The year is 1347 in Italy which is difficult to remember at times as the nuns in this Catholic convent pepper their assorted range of broad American accents with curse words that were not created until several centuries later. It is because that this is no ordinary bunch of (ir)religious Sisters. For example Alessandra Alison Brie is bitter because her once wealthy father Paul Reiser had dumped her there simply because he could no-longer afford the necessary dowry to marry her off.
The Mother Superior Molly Shannon turns a blind eye to most of the younger nuns shenanigans as she gives ‘nightly comfort’ to the priest Father Tomasso John C. Reilly when he isn’t liberally knocking back the supply of Communion wine.
One day on a trip to the nearby town to sell some of the nuns embroidery Father T gets drunk and has an accident with his cart losing its entire load. He is rescued by a servant called Massetto a very impressive Dave Franco) who is on the run having been caught by his master (Nick Offerman) fornicating with his wife (Lauren Weedman). The Priest strikes a deal with Massetto to offer him sanctuary and work in the Convent as the Handyman has just walked out as the nuns had kept abusing him. He convinces the young servant that to make it work, he must pretend to be a deaf and dumb mute so that the nuns would leave him alone.

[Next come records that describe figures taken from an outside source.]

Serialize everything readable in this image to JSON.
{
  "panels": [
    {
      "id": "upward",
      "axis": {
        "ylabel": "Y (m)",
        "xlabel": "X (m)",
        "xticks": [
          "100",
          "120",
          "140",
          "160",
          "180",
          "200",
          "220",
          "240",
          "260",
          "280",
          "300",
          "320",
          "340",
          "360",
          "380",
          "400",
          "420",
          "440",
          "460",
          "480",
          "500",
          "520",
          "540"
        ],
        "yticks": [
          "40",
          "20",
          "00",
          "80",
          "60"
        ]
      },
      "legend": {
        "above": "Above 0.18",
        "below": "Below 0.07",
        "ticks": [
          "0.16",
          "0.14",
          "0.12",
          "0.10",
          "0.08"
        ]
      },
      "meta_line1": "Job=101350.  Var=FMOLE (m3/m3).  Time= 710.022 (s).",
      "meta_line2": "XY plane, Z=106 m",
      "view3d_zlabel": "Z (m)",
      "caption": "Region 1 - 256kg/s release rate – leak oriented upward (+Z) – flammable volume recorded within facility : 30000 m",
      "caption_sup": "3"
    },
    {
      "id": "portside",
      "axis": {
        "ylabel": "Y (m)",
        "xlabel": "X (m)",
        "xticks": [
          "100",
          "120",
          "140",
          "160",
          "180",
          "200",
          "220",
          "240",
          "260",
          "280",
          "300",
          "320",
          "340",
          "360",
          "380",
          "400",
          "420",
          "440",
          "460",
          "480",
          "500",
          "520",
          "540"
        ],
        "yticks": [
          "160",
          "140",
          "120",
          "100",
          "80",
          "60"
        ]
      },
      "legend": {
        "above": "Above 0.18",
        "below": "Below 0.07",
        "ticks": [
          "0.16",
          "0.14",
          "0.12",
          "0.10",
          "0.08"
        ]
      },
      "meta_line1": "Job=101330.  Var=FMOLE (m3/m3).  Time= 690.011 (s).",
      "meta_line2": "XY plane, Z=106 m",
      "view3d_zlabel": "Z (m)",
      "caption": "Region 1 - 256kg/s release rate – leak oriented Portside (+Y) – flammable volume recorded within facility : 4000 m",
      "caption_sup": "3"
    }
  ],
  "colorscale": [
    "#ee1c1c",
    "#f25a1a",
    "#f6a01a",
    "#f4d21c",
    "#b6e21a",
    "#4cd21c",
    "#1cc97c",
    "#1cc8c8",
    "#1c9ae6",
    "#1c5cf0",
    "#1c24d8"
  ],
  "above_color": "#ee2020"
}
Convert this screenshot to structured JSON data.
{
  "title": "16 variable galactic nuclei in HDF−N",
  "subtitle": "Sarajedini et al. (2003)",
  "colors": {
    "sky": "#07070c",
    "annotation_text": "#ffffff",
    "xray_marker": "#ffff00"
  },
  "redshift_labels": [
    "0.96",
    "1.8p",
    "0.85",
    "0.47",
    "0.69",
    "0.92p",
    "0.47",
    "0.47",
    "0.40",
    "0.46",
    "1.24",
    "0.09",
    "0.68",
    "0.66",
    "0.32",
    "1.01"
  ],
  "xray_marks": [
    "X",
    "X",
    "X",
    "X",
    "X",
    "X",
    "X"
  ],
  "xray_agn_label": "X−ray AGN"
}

However seeing this hunky new stranger working amongst them none of the Sisters think for a single moment about abusing like his predecessor, and they just want to bed him instead and lose their virginity. Something that the rather hunky and horny Massetto is happy to oblige them with.
Part slapstick, part farce this surprisingly tame adult comedy never really delivers the outright laughs that it promised at the beginning, and in the end you have this very distinct feeling that the cast had much more fun making it than we did watching.